I’m thinking this is probably more of a logistical problem than a coding problem, but having three or more different ways to change a variable quickly gets… wordy. Do I essentially just do the same thing, limit the effect, and try to deal with it?

I’m not sure I understand the problem.

You say your variable can be set in multiple ways. As long as the variable is set in one place, it’s going to stay the same.
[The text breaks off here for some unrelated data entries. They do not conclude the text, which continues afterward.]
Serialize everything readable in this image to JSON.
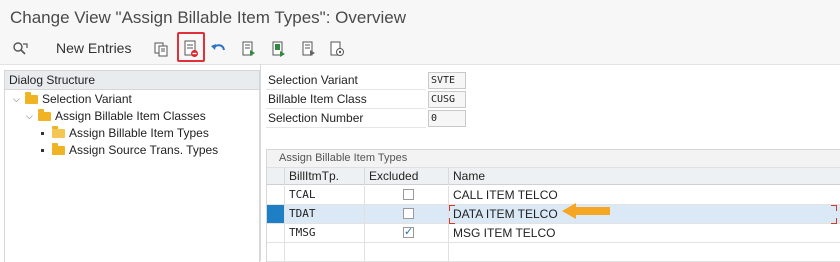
{
  "window": {
    "title": "Change View \"Assign Billable Item Types\": Overview"
  },
  "toolbar": {
    "new_entries_label": "New Entries",
    "icons": [
      "display-change-icon",
      "copy-icon",
      "delete-icon",
      "undo-icon",
      "select-all-icon",
      "select-block-icon",
      "deselect-all-icon",
      "config-icon"
    ]
  },
  "dialog_structure": {
    "header": "Dialog Structure",
    "items": [
      {
        "label": "Selection Variant",
        "level": 0,
        "expanded": true
      },
      {
        "label": "Assign Billable Item Classes",
        "level": 1,
        "expanded": true
      },
      {
        "label": "Assign Billable Item Types",
        "level": 2,
        "selected": true
      },
      {
        "label": "Assign Source Trans. Types",
        "level": 2
      }
    ]
  },
  "header_fields": [
    {
      "label": "Selection Variant",
      "value": "SVTE"
    },
    {
      "label": "Billable Item Class",
      "value": "CUSG"
    },
    {
      "label": "Selection Number",
      "value": "0"
    }
  ],
  "table": {
    "caption": "Assign Billable Item Types",
    "columns": [
      "BillItmTp.",
      "Excluded",
      "Name"
    ],
    "rows": [
      {
        "type": "TCAL",
        "excluded": false,
        "name": "CALL ITEM TELCO"
      },
      {
        "type": "TDAT",
        "excluded": false,
        "name": "DATA ITEM TELCO",
        "selected": true
      },
      {
        "type": "TMSG",
        "excluded": true,
        "name": "MSG ITEM TELCO"
      }
    ]
  },
  "colors": {
    "highlight": "#e0303a",
    "folder": "#f0b323",
    "selection": "#1f7fc4",
    "arrow": "#f5a623"
  }
}
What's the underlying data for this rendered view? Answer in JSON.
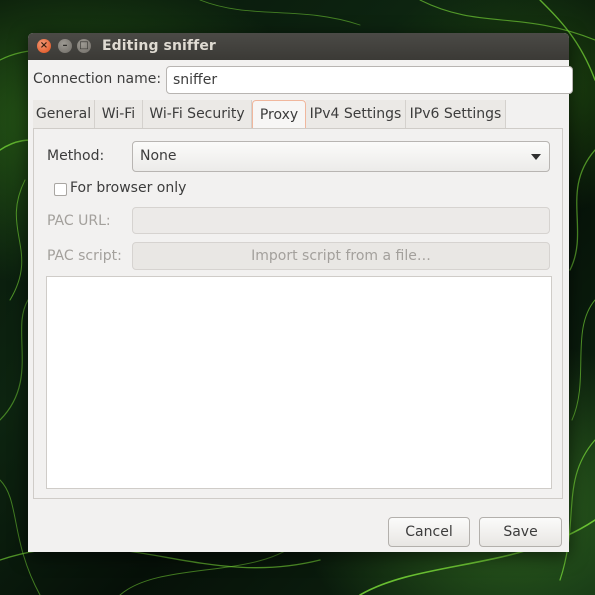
{
  "window": {
    "title": "Editing sniffer",
    "controls": {
      "close": "×",
      "minimize": "–",
      "maximize": "□"
    }
  },
  "connection": {
    "label": "Connection name:",
    "value": "sniffer"
  },
  "tabs": [
    {
      "label": "General",
      "active": false
    },
    {
      "label": "Wi-Fi",
      "active": false
    },
    {
      "label": "Wi-Fi Security",
      "active": false
    },
    {
      "label": "Proxy",
      "active": true
    },
    {
      "label": "IPv4 Settings",
      "active": false
    },
    {
      "label": "IPv6 Settings",
      "active": false
    }
  ],
  "proxy": {
    "method_label": "Method:",
    "method_value": "None",
    "browser_only_label": "For browser only",
    "browser_only_checked": false,
    "pac_url_label": "PAC URL:",
    "pac_url_value": "",
    "pac_script_label": "PAC script:",
    "import_button_label": "Import script from a file…",
    "script_text": ""
  },
  "buttons": {
    "cancel": "Cancel",
    "save": "Save"
  },
  "colors": {
    "titlebar": "#3c3b37",
    "close_button": "#df4b16",
    "active_tab_border": "#f0b79d",
    "window_background": "#f2f1f0",
    "wallpaper_accent": "#5fd02a"
  }
}
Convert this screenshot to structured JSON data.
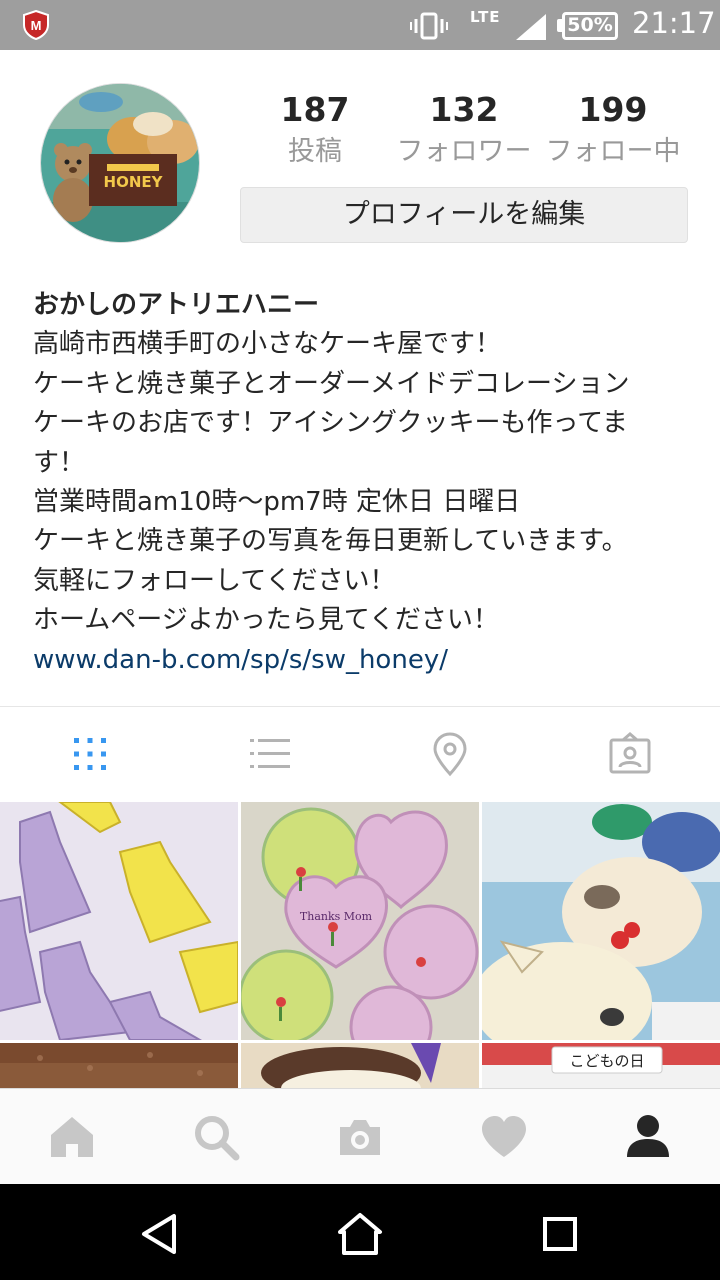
{
  "status_bar": {
    "network": "LTE",
    "battery": "50%",
    "time": "21:17"
  },
  "profile": {
    "stats": [
      {
        "value": "187",
        "label": "投稿"
      },
      {
        "value": "132",
        "label": "フォロワー"
      },
      {
        "value": "199",
        "label": "フォロー中"
      }
    ],
    "edit_button": "プロフィールを編集",
    "avatar_logo_text": "HONEY",
    "name": "おかしのアトリエハニー",
    "bio_lines": [
      "高崎市西横手町の小さなケーキ屋です！",
      "ケーキと焼き菓子とオーダーメイドデコレーション",
      "ケーキのお店です！アイシングクッキーも作ってま",
      "す！",
      "営業時間am10時〜pm7時 定休日 日曜日",
      "ケーキと焼き菓子の写真を毎日更新していきます。",
      "気軽にフォローしてください！",
      "ホームページよかったら見てください！"
    ],
    "link": "www.dan-b.com/sp/s/sw_honey/"
  },
  "view_tabs": [
    {
      "icon": "grid-icon",
      "active": true
    },
    {
      "icon": "list-icon",
      "active": false
    },
    {
      "icon": "location-pin-icon",
      "active": false
    },
    {
      "icon": "tagged-photos-icon",
      "active": false
    }
  ],
  "grid": {
    "tile_bg": [
      "#b9a4d6",
      "#9bbf7a",
      "#7fb8d8",
      "#8a5a3a",
      "#e8dbc4",
      "#f2f2f2"
    ],
    "photo_texts": [
      "Thanks Mom",
      "こどもの日"
    ]
  },
  "bottom_nav": [
    {
      "icon": "home-icon",
      "active": false
    },
    {
      "icon": "search-icon",
      "active": false
    },
    {
      "icon": "camera-icon",
      "active": false
    },
    {
      "icon": "heart-icon",
      "active": false
    },
    {
      "icon": "profile-icon",
      "active": true
    }
  ],
  "colors": {
    "status_bar": "#9e9e9e",
    "active_tab": "#3897f0",
    "link": "#0b3b69",
    "inactive_icon": "#c7c7c7"
  }
}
If knowledge.gained is set to “true” by reading a book or attending a class, it shouldn’t make a difference so long as the player gets it from somewhere.

If you have multiple variables or conditions that must be met, you make a longer rule or use a decide phrase.

[code]To decide if knowledge was gained:
if classroom is unvisited:
decide no;
if we have not examined the tome of lore:
decide no;
if einstein-dream is false:
decide no;
decide yes.

Check opening The Vault of Unknowable Answers:
if knowledge was gained:
continue the action;
say “You are not worthy.” instead.[/code]

If you have a situation where you just want the player to do several things and it doesn’t matter if they repeat them, say going to class for five days, or reading for five days, you make a numeric stat variable like

[code]Knowledge is a number that varies.

Carry out reading the encyclopedia:
increase knowledge by 1.

Carry out studying in class: [whatever this is]
increase knowledge by 1.

Before going to College:
if knowledge < 5:
say “You’re not ready for college.” instead.[/code]

Thank you – I’m sorry that I’m being confusing. I guess I’m just in the mode of thinking “I now have to write three different revelation scenes for this game” when I should be thinking “how do variables work”.